Since then, many have stepped up to fill in the void. Legislators have supported our efforts. Law Enforcement, US Attorney’s office, and all those who are involved in prosecuting and supporting victims, have tirelessly worked together for the greater good. It’s amazing what we can accomplish when we don’t care who gets the credit.

We all continue to work together to create and refine laws that protect survivors and will ultimately send a clear message to the traffickers and Johns… “Stay out of South Dakota or suffer the consequences.”

How have the Shared Hope Protected Innocence Challenge tools (report cards and related materials) influenced or empowered your efforts?

Shared Hope is a valuable asset to what we are doing here in South Dakota. We are extremely grateful for their ability to create awareness and help us in our research of what other States have done successfully and how we can make our legislation more effective. They have been an invaluable partner, helping us to get the most out of our collaboration with our States’ Attorney and Attorney General’s office and helping us find the right words for our legislation in South Dakota.

What, in your mind, are the most notable legal and practical achievements that are a result of your advocacy and collaborative efforts?

We are now in the process of developing and strengthening a task force, which brings everyone to the table for the first time with a single focus; to work together and end human trafficking in South Dakota.

The support now from law enforcement on a state and federal level and many other service providers is so encouraging. I am overwhelmed with gratitude and filled with hope to see how many communities have responded. Everyone is eager to learn all they can about human trafficking so we can best incorporate protocols, procedures and responses within our own communities.

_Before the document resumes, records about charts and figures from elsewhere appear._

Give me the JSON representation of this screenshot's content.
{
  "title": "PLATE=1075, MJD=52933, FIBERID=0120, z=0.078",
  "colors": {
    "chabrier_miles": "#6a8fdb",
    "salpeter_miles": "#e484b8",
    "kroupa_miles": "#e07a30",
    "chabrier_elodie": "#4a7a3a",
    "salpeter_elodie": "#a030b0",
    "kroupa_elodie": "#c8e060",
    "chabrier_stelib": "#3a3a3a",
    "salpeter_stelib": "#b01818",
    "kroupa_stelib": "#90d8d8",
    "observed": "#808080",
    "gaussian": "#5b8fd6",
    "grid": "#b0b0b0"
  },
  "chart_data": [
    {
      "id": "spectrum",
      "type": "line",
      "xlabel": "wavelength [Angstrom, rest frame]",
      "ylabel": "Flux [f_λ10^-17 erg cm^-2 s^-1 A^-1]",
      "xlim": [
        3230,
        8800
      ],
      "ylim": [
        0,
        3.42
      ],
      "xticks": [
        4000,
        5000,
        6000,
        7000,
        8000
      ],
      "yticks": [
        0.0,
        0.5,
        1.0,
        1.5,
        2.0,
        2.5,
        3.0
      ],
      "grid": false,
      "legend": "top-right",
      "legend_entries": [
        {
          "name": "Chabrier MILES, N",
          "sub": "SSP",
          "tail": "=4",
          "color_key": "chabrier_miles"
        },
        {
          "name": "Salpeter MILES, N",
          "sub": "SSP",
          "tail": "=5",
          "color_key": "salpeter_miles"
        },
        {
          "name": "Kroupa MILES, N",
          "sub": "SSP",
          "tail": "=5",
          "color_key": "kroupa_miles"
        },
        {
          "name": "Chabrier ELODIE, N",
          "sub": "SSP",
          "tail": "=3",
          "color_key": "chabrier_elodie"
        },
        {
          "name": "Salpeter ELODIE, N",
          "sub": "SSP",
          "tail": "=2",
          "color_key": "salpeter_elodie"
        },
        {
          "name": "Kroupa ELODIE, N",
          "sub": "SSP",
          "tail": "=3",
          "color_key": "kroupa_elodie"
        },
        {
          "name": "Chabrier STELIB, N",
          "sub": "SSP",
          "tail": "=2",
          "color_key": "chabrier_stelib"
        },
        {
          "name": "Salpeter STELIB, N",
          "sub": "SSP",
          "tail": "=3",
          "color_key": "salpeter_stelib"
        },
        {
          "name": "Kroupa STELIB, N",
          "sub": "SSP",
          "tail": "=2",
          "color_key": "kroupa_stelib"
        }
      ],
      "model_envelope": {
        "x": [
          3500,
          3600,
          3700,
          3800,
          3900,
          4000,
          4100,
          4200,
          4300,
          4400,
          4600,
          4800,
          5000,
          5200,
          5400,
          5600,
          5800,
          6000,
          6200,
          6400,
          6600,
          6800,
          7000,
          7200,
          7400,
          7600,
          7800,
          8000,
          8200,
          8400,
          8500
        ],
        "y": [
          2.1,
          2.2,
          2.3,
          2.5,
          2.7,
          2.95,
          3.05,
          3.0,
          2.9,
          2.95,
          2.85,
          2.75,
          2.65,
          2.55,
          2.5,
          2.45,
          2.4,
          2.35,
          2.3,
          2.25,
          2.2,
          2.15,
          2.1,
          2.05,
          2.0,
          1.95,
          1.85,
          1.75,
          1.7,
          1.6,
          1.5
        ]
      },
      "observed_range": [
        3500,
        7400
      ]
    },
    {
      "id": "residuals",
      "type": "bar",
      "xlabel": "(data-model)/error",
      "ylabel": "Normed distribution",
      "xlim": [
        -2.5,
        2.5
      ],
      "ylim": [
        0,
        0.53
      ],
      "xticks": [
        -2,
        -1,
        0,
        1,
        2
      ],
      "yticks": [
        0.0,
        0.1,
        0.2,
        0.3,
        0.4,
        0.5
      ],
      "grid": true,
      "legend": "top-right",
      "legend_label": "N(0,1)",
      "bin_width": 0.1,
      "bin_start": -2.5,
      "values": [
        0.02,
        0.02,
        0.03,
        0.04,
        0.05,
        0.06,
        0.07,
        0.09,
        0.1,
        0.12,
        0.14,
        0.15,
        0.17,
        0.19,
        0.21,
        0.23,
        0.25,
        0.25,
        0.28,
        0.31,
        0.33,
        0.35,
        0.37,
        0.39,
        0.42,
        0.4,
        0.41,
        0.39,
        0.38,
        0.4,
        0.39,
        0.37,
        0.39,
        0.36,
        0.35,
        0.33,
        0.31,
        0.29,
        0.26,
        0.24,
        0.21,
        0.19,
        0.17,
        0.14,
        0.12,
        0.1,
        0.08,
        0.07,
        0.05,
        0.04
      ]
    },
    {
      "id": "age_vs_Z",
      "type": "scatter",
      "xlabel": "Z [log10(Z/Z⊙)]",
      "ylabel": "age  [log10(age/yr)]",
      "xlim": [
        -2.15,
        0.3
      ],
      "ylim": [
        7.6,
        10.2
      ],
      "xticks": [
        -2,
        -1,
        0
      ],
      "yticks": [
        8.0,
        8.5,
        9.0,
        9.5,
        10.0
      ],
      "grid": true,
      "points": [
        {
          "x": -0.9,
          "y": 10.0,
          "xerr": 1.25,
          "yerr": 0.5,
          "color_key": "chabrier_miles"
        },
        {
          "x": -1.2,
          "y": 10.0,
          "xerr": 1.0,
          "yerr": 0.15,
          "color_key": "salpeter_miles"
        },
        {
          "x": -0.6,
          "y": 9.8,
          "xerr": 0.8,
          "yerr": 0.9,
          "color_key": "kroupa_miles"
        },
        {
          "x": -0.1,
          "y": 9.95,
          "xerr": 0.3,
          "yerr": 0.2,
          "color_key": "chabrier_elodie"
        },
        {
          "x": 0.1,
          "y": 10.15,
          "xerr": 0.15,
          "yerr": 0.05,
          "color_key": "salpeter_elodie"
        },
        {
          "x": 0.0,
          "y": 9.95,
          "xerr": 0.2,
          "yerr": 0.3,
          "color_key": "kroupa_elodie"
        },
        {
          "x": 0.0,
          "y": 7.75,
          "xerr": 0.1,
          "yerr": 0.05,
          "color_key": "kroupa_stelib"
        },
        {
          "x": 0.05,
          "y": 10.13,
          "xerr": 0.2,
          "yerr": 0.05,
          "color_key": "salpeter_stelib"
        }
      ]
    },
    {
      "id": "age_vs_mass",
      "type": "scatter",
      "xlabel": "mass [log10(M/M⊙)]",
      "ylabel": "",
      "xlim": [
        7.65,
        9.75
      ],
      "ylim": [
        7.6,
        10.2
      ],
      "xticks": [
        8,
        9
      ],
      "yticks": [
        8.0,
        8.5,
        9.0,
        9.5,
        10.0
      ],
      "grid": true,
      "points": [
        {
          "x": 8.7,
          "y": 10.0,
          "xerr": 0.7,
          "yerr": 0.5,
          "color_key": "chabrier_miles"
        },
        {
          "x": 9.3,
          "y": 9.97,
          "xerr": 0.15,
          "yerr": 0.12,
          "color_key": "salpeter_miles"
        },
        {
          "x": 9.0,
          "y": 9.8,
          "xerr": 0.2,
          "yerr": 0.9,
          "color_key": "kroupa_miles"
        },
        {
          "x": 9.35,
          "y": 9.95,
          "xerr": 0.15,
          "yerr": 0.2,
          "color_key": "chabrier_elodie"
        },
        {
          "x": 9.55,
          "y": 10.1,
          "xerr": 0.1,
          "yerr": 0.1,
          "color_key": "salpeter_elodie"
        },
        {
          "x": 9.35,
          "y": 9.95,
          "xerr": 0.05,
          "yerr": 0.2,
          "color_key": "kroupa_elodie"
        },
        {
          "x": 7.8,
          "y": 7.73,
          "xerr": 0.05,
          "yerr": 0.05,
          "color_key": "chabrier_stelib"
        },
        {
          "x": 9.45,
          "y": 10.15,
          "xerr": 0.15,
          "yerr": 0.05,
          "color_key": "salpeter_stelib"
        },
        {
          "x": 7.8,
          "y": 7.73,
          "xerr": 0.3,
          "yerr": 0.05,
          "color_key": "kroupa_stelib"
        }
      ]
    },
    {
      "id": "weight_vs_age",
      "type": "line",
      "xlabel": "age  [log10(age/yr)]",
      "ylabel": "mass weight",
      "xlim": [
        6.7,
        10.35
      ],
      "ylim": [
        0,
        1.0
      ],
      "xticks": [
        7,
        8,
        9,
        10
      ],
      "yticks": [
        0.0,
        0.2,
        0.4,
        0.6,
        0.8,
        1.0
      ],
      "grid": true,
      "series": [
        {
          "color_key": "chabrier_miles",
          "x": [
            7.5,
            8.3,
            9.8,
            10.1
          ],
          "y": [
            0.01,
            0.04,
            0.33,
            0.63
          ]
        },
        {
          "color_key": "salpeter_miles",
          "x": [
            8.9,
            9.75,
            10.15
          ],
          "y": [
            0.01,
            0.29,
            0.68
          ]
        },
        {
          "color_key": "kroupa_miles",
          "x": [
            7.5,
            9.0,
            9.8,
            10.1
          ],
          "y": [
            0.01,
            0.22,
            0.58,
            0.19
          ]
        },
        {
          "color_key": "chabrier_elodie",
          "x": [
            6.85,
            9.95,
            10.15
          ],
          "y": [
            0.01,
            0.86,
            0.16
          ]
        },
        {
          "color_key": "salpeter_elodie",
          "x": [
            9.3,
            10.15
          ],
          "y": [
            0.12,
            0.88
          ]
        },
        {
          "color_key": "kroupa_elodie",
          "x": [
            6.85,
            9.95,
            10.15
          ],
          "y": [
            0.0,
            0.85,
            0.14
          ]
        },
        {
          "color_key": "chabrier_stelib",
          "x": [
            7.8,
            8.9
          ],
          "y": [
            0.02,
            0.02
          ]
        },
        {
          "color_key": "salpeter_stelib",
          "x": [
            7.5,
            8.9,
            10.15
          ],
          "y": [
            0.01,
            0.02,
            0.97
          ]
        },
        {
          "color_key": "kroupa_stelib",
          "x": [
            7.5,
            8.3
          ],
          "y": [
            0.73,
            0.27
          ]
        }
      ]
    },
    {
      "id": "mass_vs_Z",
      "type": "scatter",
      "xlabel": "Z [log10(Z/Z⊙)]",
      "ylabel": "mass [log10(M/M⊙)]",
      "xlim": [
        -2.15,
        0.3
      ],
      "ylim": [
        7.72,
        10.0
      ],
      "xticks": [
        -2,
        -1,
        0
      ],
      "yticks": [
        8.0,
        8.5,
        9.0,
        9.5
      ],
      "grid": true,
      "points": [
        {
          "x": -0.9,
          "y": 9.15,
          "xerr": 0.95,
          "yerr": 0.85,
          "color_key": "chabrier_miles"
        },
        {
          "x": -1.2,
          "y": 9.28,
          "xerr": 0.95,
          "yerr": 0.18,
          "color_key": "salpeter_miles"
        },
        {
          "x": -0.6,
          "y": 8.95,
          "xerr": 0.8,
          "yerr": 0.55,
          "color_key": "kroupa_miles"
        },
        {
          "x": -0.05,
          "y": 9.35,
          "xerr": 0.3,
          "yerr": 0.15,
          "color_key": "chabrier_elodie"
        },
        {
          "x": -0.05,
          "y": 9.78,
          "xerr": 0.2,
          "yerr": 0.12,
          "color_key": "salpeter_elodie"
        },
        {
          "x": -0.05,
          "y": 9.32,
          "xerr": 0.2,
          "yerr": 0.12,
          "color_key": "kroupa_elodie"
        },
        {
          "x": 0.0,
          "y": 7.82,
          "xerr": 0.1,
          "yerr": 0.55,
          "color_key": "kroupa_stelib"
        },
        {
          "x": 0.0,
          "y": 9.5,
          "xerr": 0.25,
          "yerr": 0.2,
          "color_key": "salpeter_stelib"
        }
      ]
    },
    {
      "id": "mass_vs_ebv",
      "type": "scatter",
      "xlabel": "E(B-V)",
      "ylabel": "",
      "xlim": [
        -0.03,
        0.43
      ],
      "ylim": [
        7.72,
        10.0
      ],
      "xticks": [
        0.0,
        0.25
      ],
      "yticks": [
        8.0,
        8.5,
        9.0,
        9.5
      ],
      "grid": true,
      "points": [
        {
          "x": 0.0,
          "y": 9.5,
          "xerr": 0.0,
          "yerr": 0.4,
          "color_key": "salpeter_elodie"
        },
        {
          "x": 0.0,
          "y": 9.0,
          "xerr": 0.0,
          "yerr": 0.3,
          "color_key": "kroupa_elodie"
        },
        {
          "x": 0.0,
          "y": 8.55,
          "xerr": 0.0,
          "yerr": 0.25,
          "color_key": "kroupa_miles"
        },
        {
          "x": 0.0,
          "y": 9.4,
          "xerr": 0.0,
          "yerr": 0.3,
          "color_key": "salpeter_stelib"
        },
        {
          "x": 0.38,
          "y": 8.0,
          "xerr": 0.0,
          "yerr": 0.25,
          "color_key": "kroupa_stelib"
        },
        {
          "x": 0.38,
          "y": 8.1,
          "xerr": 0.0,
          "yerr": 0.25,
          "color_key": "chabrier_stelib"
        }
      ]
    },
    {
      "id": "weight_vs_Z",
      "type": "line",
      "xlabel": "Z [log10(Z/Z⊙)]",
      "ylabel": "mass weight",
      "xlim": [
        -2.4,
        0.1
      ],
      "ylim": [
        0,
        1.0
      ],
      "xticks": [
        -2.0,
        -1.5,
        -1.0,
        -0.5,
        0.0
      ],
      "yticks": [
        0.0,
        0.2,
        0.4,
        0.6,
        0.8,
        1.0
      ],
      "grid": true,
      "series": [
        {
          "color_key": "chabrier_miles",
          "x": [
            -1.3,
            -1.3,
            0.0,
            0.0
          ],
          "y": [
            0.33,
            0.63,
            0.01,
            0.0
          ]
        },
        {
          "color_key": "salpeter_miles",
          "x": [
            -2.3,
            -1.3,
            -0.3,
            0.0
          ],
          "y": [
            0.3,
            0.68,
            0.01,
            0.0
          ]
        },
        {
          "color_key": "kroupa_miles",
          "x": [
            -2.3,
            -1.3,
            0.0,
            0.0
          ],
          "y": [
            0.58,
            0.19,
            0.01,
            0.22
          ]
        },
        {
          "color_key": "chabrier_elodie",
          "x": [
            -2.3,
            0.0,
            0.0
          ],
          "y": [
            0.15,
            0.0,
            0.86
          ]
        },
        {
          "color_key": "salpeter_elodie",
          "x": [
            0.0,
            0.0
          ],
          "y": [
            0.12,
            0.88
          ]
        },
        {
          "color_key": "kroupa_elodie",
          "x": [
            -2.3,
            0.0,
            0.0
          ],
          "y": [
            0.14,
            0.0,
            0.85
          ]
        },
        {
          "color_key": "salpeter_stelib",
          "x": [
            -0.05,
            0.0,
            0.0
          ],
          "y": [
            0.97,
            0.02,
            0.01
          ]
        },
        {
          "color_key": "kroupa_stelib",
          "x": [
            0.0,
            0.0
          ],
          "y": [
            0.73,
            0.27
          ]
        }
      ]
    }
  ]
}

We have successfully worked together to change and strengthen legislation in South Dakota, create public awareness, effectively support and protect survivors, change the public view about victims and their unimaginable plight and successfully help survivors find the support they need to start over.

We continue to learn everyday how we can best work together in this process, promoting collaboration and unity so we might become a braided cord and effective advocates. If we stand together, each of us doing what we can, we will accomplish our mission and erase human trafficking… one community at a time.